After all, counseling patients to eat healthy and exercise is like financial planners telling their clients to save money, or lawyers telling their clients to not get sued. But innovations like this are welcome in this obesity epidemic coupled with the unfortunate and bleak state of our health counseling. (A survey found that less than a quarter of physicians feel they can adequately counsel patients on nutrition or exercise, and let's face it--if you aren't comfortable or feel good at doing something, you probably aren't going to do it.)
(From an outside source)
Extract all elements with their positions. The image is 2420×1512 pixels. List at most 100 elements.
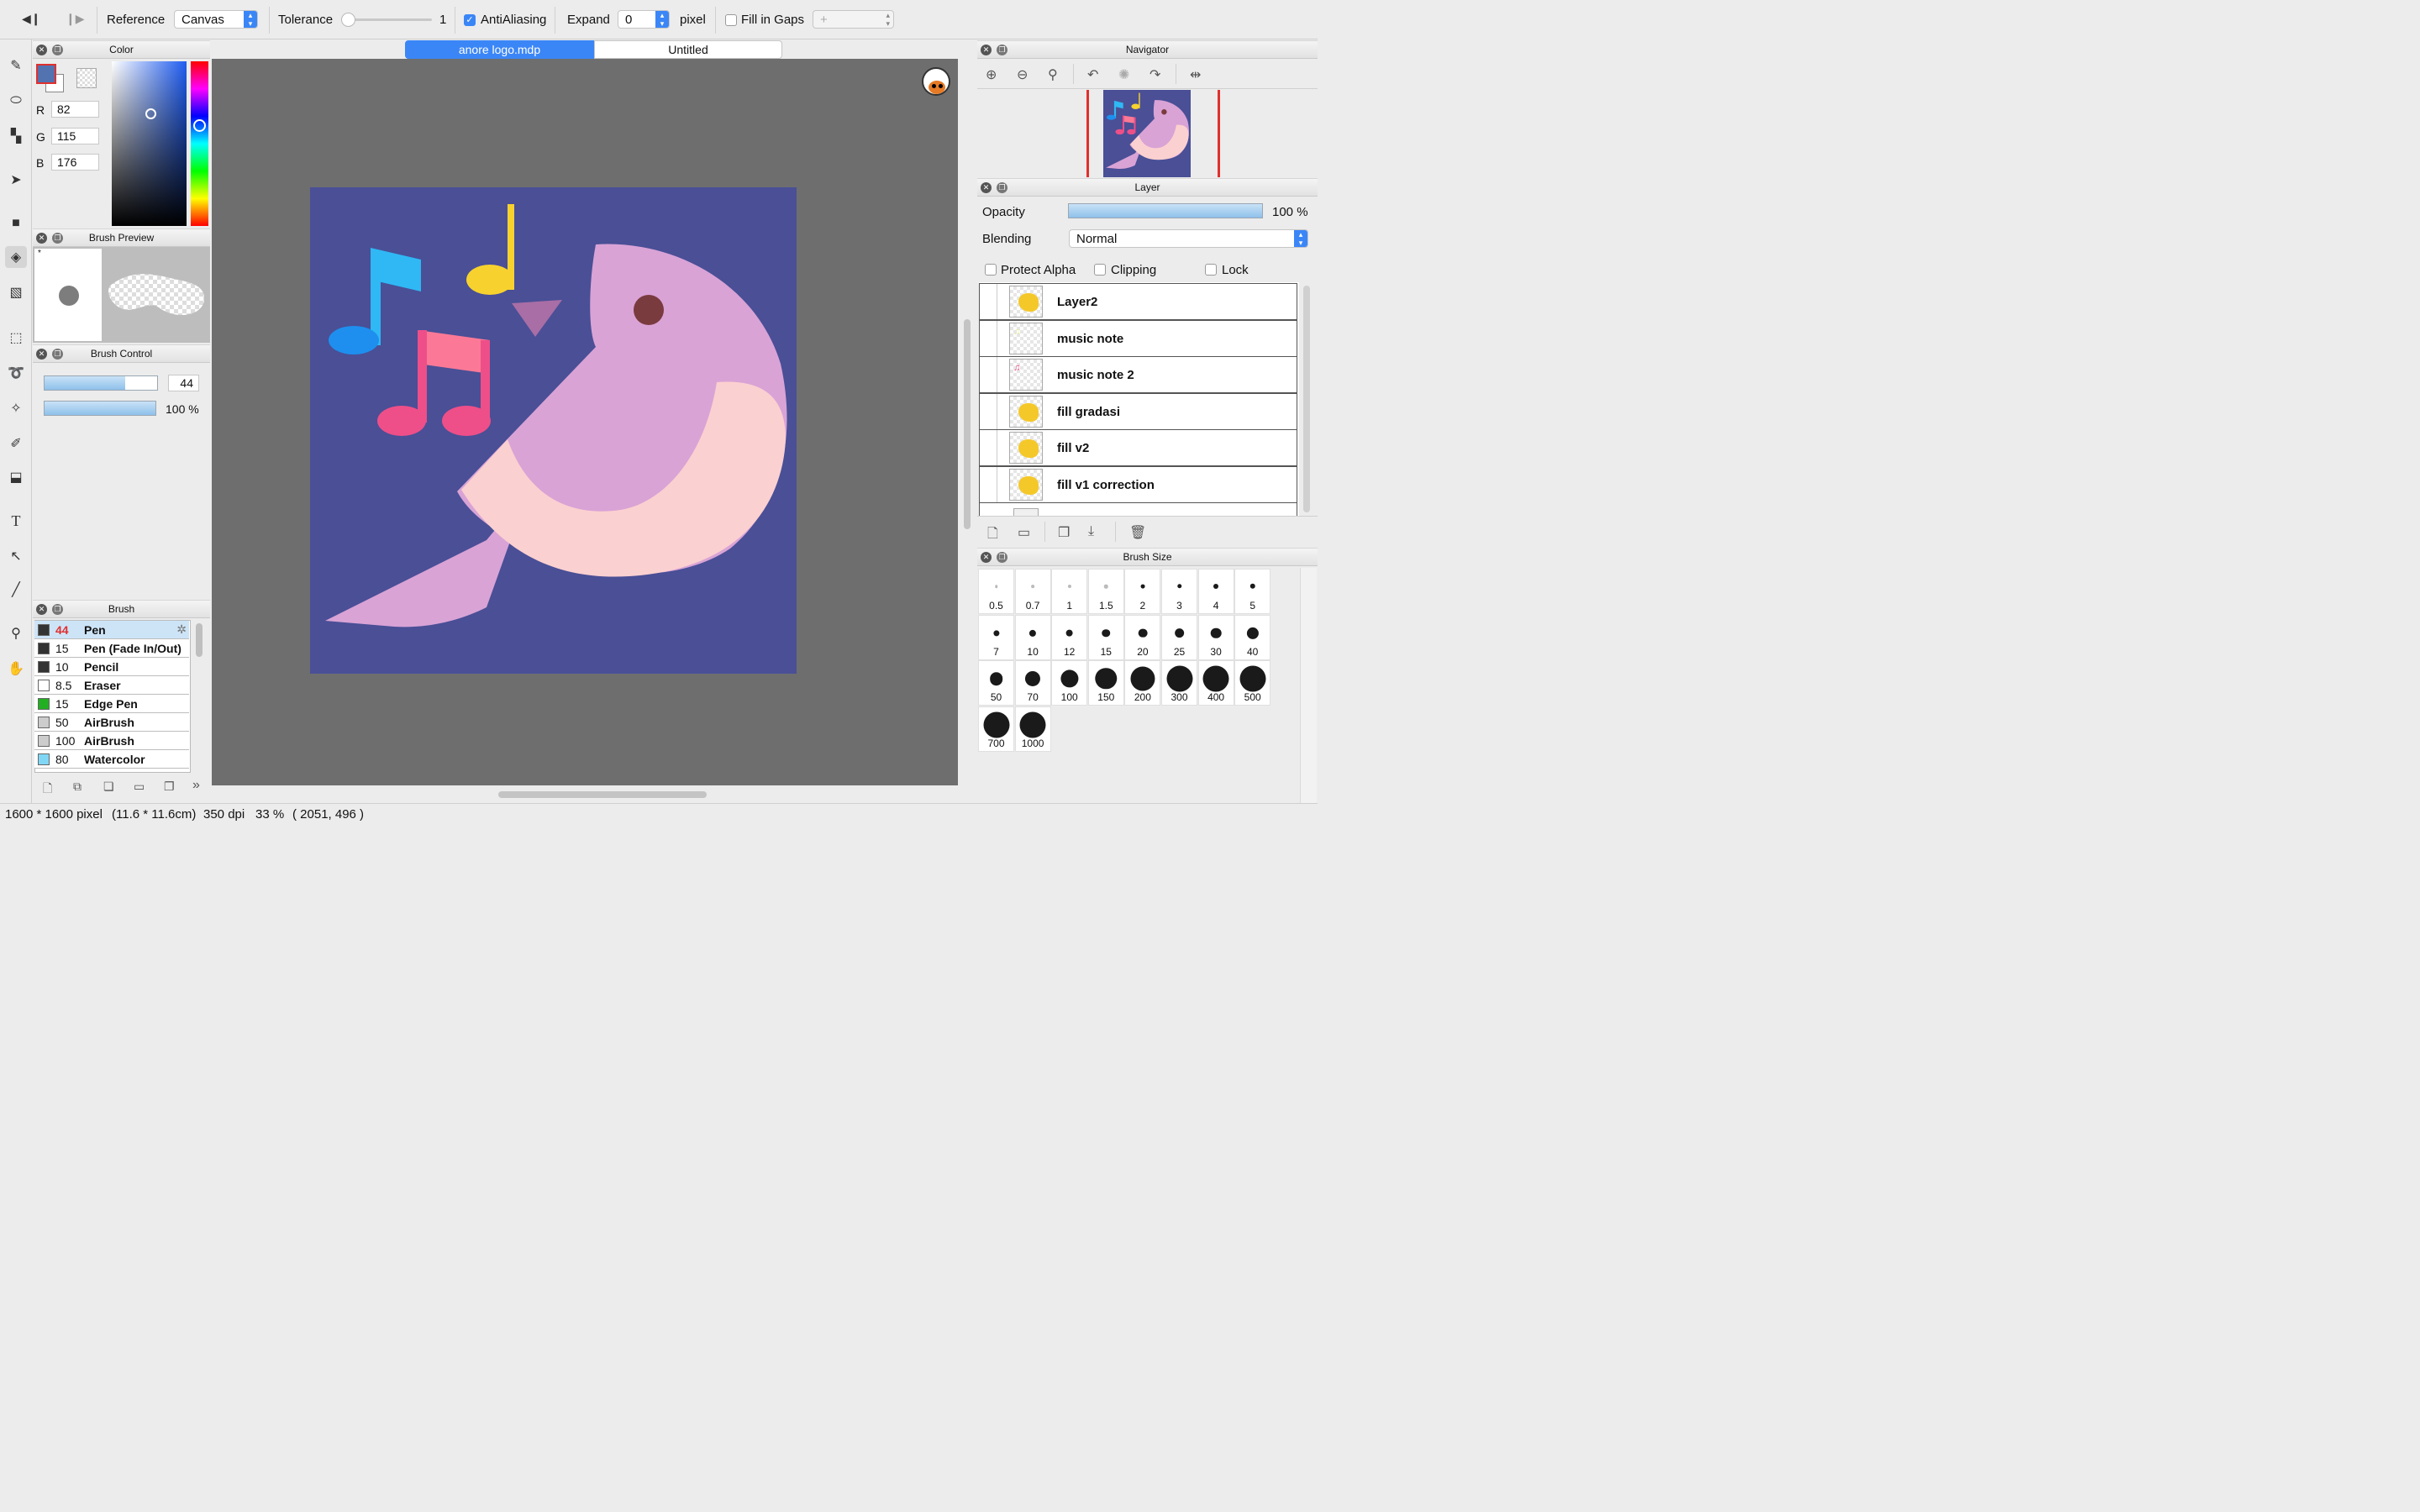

I, for one, am excited about the possibilities of "culinary medicine" becoming mainstream medical education instead of current basic science only remotely applicible to the most specialized sub-specialists (if at all). After all, my medical school brain was largely fueled by cold cereal, instant noodles, and pizza. I hope the upcoming physicians get a better culinary experience and are better equipped to address the obesity epidemic than my medical education.